To understand why, let's look at what actually happens. When you pass a list of dicts to `execute()` with a parameterised query, SQLAlchemy performs an "executemany" operation. This means each row is sent to the database as a separate INSERT statement with its own round-trip. With 1000 rows, that's 1000 round-trips.

The fastest approach is to send everything in a single round-trip. Here's how to do it properly using `psycopg2.extras.execute_values`:

from psycopg2.extras import execute_values

input_data = [
    {"id": 1, "name": "image_1", "size": 453},
    {"id": 2, "name": "image_2", "size": 534},
    {"id": 3, "name": "image_3", "size": 345},
]

values = [(row["id"], row["name"], row["size"]) for row in input_data]

query = "INSERT INTO files (id, name, size) VALUES %s"

# Using the raw psycopg2 connection from SQLAlchemy
raw_conn = db_session.connection().connection
with raw_conn.cursor() as cursor:
    execute_values(cursor, query, values)
db_session.commit()

`execute_values` constructs a single INSERT statement with all the rows packed into one VALUES clause, but it handles the parameterisation safely for you. No SQL injection risk, and all the performance benefits of a single round-trip.
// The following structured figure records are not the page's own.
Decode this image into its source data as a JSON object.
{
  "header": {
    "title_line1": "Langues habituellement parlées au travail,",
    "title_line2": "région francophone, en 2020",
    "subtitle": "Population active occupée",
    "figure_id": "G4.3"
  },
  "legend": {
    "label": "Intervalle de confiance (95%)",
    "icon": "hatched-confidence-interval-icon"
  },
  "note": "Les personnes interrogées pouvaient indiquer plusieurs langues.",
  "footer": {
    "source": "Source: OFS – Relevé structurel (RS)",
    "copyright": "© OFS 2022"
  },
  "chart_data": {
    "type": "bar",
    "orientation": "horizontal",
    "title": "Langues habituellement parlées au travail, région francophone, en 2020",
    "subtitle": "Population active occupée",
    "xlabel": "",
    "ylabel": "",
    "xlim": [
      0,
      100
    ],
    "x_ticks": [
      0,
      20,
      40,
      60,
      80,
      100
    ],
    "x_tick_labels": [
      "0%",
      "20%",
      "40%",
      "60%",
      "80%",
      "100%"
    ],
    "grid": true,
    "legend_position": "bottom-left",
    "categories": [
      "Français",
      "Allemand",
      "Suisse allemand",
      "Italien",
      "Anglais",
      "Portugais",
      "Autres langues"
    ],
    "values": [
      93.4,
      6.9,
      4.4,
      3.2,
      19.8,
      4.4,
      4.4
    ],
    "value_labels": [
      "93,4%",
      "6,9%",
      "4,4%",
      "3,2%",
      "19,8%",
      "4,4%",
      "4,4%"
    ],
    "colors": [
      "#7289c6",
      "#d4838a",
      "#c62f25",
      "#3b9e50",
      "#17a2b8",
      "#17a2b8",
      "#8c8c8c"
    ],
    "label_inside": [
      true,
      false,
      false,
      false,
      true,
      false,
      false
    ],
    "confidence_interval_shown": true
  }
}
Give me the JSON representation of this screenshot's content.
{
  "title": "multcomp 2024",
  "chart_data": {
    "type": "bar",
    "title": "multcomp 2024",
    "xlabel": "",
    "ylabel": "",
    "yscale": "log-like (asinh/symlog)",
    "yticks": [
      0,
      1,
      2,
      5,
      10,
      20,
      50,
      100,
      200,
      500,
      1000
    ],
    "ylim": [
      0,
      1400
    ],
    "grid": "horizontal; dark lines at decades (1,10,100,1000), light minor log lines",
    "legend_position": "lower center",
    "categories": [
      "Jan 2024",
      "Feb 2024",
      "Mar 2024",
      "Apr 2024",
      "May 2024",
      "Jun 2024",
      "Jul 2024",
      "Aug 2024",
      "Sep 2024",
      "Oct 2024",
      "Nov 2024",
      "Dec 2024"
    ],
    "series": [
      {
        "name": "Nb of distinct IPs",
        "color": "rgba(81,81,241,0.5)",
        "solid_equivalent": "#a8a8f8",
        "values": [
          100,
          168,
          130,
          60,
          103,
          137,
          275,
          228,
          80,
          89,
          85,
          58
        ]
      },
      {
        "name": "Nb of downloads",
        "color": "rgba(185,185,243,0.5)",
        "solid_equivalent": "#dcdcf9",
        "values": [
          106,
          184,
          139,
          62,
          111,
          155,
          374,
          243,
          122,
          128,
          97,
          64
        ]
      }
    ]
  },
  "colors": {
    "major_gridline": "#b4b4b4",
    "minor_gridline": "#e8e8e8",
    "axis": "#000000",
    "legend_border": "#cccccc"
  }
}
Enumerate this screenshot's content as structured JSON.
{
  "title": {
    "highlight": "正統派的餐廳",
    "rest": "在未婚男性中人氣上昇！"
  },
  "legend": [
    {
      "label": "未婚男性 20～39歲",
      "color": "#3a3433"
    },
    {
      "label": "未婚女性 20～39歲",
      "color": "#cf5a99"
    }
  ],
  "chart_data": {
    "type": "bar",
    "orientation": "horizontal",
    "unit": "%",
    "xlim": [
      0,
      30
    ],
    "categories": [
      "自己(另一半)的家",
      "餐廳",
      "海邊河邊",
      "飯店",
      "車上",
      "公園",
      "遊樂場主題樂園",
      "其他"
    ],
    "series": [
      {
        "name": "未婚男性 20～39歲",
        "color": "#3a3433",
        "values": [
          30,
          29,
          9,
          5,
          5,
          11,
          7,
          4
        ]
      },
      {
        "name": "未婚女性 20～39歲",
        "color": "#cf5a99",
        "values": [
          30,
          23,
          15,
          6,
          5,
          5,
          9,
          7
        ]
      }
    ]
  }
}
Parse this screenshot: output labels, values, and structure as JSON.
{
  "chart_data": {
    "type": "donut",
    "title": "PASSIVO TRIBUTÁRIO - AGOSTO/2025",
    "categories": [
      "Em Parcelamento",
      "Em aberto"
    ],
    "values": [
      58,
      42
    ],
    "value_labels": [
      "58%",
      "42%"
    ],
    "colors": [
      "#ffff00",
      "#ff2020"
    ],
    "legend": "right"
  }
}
This executed 37 times faster than the original pg8000 + executemany approach with a scale of 1000 rows. The gain comes from two factors combined: the faster C-based driver (psycopg2) and eliminating 999 unnecessary round-trips to the database.

If you want to keep things within SQLAlchemy without dropping to raw psycopg2, you can also construct the VALUES clause manually:

quoted_input_data = ", ".join(
    [
        f"({row['id']}, '{row['name']}', {row['size']})"
        for row in input_data
    ]
)

query = text(f"""INSERT INTO files (id, name, size) VALUES {quoted_input_data}""")

db_session.execute(query)
db_session.commit()

This gives similar performance, but beware: this method exposes your application to SQL injection vulnerabilities if the data is not sanitised properly. I'd recommend the `execute_values` approach for production code and only use raw string construction for quick benchmarks or internal scripts where you fully control the input data.

At the end of the day, understanding what happens under the hood (how many round-trips your code actually makes) is the key to optimising database performance.

To make things even better in terms of database interaction performance and overall backend performance, I recommend looking into asyncpg. The only downside is that your entire application must be asynchronous to utilise this lib effectively, but that's a topic for another time!